I looked down at my phone to check the air quality index: AQI 122. Above 50 is considered “acceptable.” Above 100 is considered “unhealthy for sensitive groups” like children and the elderly. But there is no amount of wildfire smoke that is safe to breathe. Smoke is made up of tiny particles that burrow deep into your lungs and pass into your bloodstream. Scientists don’t know what will happen to our children, who are growing up exposed to wildfire smoke summer after summer after summer, for weeks at a time.

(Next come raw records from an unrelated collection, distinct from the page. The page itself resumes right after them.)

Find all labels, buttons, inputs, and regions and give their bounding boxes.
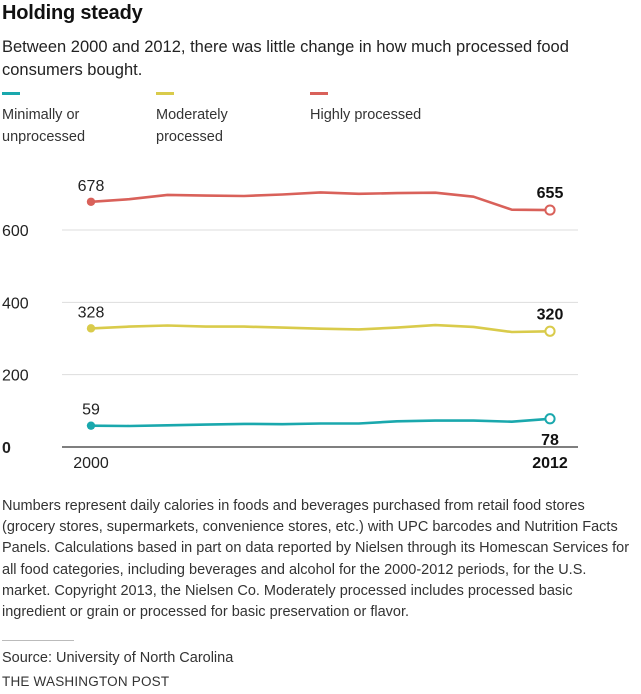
- y-tick-label: 0: [2, 440, 11, 457]
- series-line: [89, 191, 552, 212]
- divider: [2, 640, 74, 641]
- legend-label-line2: unprocessed: [2, 129, 86, 145]
- legend-item-high: Highly processed: [310, 92, 421, 126]
- line-chart: 0 200 400 600 2000 2012 678 655 328 320 59 78: [2, 178, 578, 472]
- legend-swatch-high: [310, 92, 328, 95]
- x-tick-label: 2000: [73, 455, 109, 472]
- series-start-label: 678: [78, 178, 105, 195]
- x-tick-label: 2012: [532, 455, 568, 472]
- series-start-label: 328: [78, 304, 105, 321]
- legend-swatch-minimal: [2, 92, 20, 95]
- legend-label-line1: Moderately: [156, 107, 228, 123]
- series-end-point: [544, 413, 556, 425]
- legend-swatch-moderate: [156, 92, 174, 95]
- y-tick-label: 200: [2, 368, 29, 385]
- legend-item-moderate: Moderately processed: [156, 92, 228, 148]
- series-end-label: 78: [541, 432, 559, 449]
- series-end-label: 655: [537, 185, 564, 202]
- series-start-point: [86, 324, 96, 333]
- credit: THE WASHINGTON POST: [2, 674, 170, 689]
- series-start-label: 59: [82, 402, 100, 419]
- series-end-point: [544, 204, 556, 216]
- series-line: [89, 417, 552, 428]
- y-tick-label: 600: [2, 223, 29, 240]
- legend-label-line2: processed: [156, 129, 223, 145]
- source: Source: University of North Carolina: [2, 650, 234, 666]
- legend-label-line1: Minimally or: [2, 107, 80, 123]
- footnote: Numbers represent daily calories in food…: [2, 498, 630, 621]
- series-line: [89, 323, 552, 334]
- chart-title: Holding steady: [2, 2, 143, 24]
- series-end-point: [544, 325, 556, 337]
- chart-subtitle: Between 2000 and 2012, there was little …: [2, 38, 569, 79]
- legend-label-line1: Highly processed: [310, 107, 422, 123]
- y-tick-label: 400: [2, 295, 29, 312]
- legend-item-minimal: Minimally or unprocessed: [2, 92, 85, 148]
- series-end-label: 320: [537, 306, 564, 323]
- series-start-point: [86, 197, 96, 206]
- series-start-point: [86, 421, 96, 430]
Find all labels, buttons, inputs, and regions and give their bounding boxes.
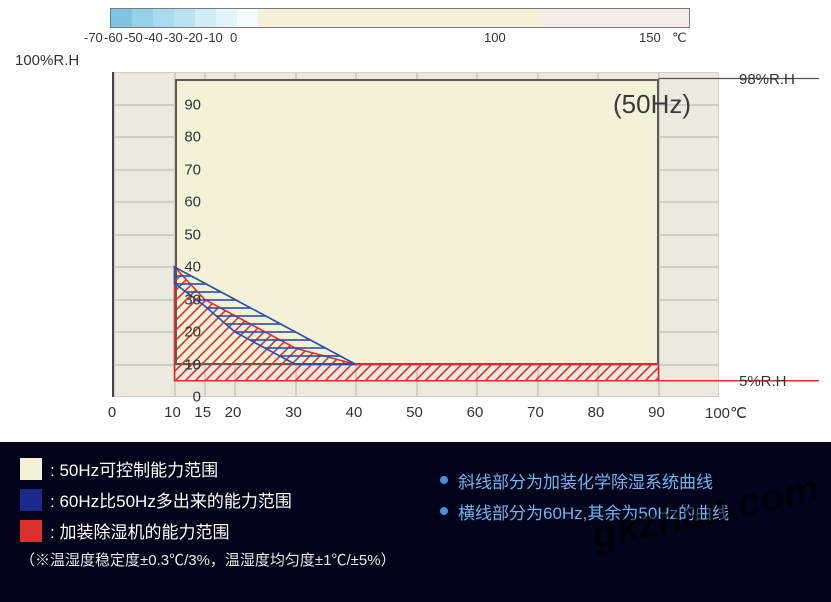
temp-bar-segment [258,9,544,27]
frequency-label: (50Hz) [613,89,691,120]
temp-scale-label: 100 [484,30,506,45]
y-tick-label: 50 [161,226,201,243]
x-tick-label: 80 [588,404,605,421]
y-tick-label: 0 [161,389,201,406]
legend-right-col: 斜线部分为加装化学除湿系统曲线横线部分为60Hz,其余为50Hz的曲线 [440,468,729,530]
legend-item-label: : 60Hz比50Hz多出来的能力范围 [50,487,292,512]
x-axis-unit: 100℃ [705,404,747,422]
legend-bullet-label: 斜线部分为加装化学除湿系统曲线 [458,468,713,493]
temp-scale-label: -30 [164,30,183,45]
temp-scale-label: -20 [184,30,203,45]
legend-note: （※温湿度稳定度±0.3℃/3%，温湿度均匀度±1℃/±5%） [20,549,813,570]
temp-scale-unit: ℃ [672,30,764,46]
temp-bar-segment [174,9,195,27]
legend-swatch [20,489,42,511]
x-tick-label: 90 [648,404,665,421]
y-tick-label: 20 [161,324,201,341]
y-tick-label: 60 [161,194,201,211]
x-tick-label: 60 [467,404,484,421]
temp-bar-segment [543,9,689,27]
legend-item-label: : 加装除湿机的能力范围 [50,518,229,543]
y-tick-label: 40 [161,259,201,276]
plot-area: (50Hz) [112,72,717,397]
legend-item-label: : 50Hz可控制能力范围 [50,456,218,481]
y-tick-label: 10 [161,356,201,373]
x-tick-label: 30 [285,404,302,421]
temp-bar-segment [153,9,174,27]
y-tick-label: 30 [161,291,201,308]
legend-bullet-item: 横线部分为60Hz,其余为50Hz的曲线 [440,499,729,524]
temp-bar-segment [132,9,153,27]
temp-bar-segment [216,9,237,27]
bullet-icon [440,476,448,484]
temperature-scale-labels: -70-60-50-40-30-20-100100150℃ [84,30,724,46]
legend-bullet-item: 斜线部分为加装化学除湿系统曲线 [440,468,729,493]
temp-bar-segment [111,9,132,27]
x-tick-label: 20 [225,404,242,421]
temp-bar-segment [195,9,216,27]
callout-98rh: 98%R.H [739,71,795,88]
y-tick-label: 90 [161,96,201,113]
bullet-icon [440,507,448,515]
humidity-temperature-chart: 100%R.H (50Hz) 0102030405060708090 01015… [15,48,815,438]
temp-bar-segment [237,9,258,27]
y-tick-label: 80 [161,129,201,146]
x-tick-label: 10 [164,404,181,421]
callout-5rh: 5%R.H [739,373,787,390]
x-tick-label: 50 [406,404,423,421]
temp-scale-label: 150 [639,30,661,45]
legend-swatch [20,458,42,480]
temp-scale-label: -40 [144,30,163,45]
temperature-color-bar [110,8,690,28]
legend-bullet-label: 横线部分为60Hz,其余为50Hz的曲线 [458,499,729,524]
x-tick-label: 70 [527,404,544,421]
temp-scale-label: -60 [104,30,123,45]
x-tick-label: 15 [194,404,211,421]
region-50hz [175,79,659,365]
temp-scale-label: -50 [124,30,143,45]
legend-panel: : 50Hz可控制能力范围 : 60Hz比50Hz多出来的能力范围 : 加装除湿机的… [0,442,831,602]
temp-scale-label: -70 [84,30,103,45]
y-axis-title: 100%R.H [15,52,79,69]
temp-scale-label: -10 [204,30,223,45]
temp-scale-label: 0 [230,30,237,45]
legend-swatch [20,520,42,542]
x-tick-label: 0 [108,404,116,421]
x-tick-label: 40 [346,404,363,421]
y-tick-label: 70 [161,161,201,178]
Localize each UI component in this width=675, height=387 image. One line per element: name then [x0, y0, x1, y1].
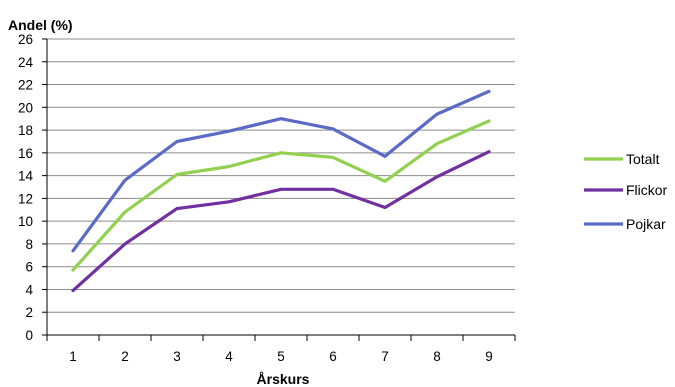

This is the new summer on the West Coast: checking the air quality before going on a hike, getting anxious on a windy day because it means the fires are going to get worse. Scheduling camping trips, swimming lessons and soccer camp and then canceling them as smoke interferes. Entire Saturdays spent inside, trying to entertain my rambunctious toddler and fussy baby. For children growing up in the American West, it isn’t a question of what you want to do outdoors; it’s a question of whether you can even go outside.
And it will only get worse. Climate scientists estimate that the frequency of large wildfires could increase by over 30 percent in the next 30 years and over 50 percent in the next 80 years, thanks in large part to drought and extreme heat caused by climate change. Over 40 percent of Americans live in areas with hazardous air quality levels, and that number is growing with each fire season. Twenty-four of the top 25 worst cities with particulate matter pollution are on the West Coast.
My husband and I grew up in Oregon and spent our summers camping, playing pickup basketball and biking with our friends. When I got pregnant, we talked about the things we wanted to do with our kids: camping in the Wallowas, biking down the Oregon coast, kayaking in the Columbia River and hiking on Mount Hood. All parents do this — superimpose their own childhoods onto their children’s — and parents are wrong. Their kids like soccer instead of skiing, or want to play video games instead of the piano.
But for kids growing up in the West right now, summer is becoming a season of hazards, spent at least partly indoors. Even meeting our most ambitious climate goals will not change the fact that our children will live through increasingly smoky summers in which the days they can safely play outside will become fewer and fewer. Instead of buying kayaks, I should buy them an indoor play gym. Stop stocking up on sunscreen; stock up on games and toys instead. Screen time is no longer something to avoid; it’s now a salvation.
Back in our hotel room, we eventually decide we will stay inside until the AQI drops below 100. I turn on “Paw Patrol” and my husband goes to the vending machine to buy soda and snacks.
Every 15 minutes, my son wanders over to the sliding glass door, looking out at the lake. “I have a perfect great idea,” he says, pointing at a flamingo pool float drifting forlornly in the haze. “Let’s go ride the mingo.”
“Not yet, buddy,” I say, for the hundredth time. “The air is dirty.”
It feels like admitting defeat to stop planning camping trips, or plan to host an indoor birthday party in August. I keep grasping at the summer I wish they could have: entire days playing in the woods, covered in dirt, carefree.
I am guilty of denial, too. When the air quality finally improves during our lake vacation, and we venture outside to the sandy beach, I stare up at the grimy sky and try to convince myself that this is just a one-off. Surely the smoke will fully clear tomorrow. Besides, how bad can one smoky day be for a child’s lungs?
The next morning, my toddler wakes us up with a wet, hacking cough. The smoke hasn’t cleared. We pack our bags and drive home early.
A few days later, heavy winds brought wildfire smoke to our home in northeast Portland, filling the house with the smell of stale smoke. The sky turned from gray to dirty orange, the sun a dim orb in the sky, like a streetlight that somebody forgot to turn off.
I shut all the windows and canceled our plans. Another summer day spent indoors.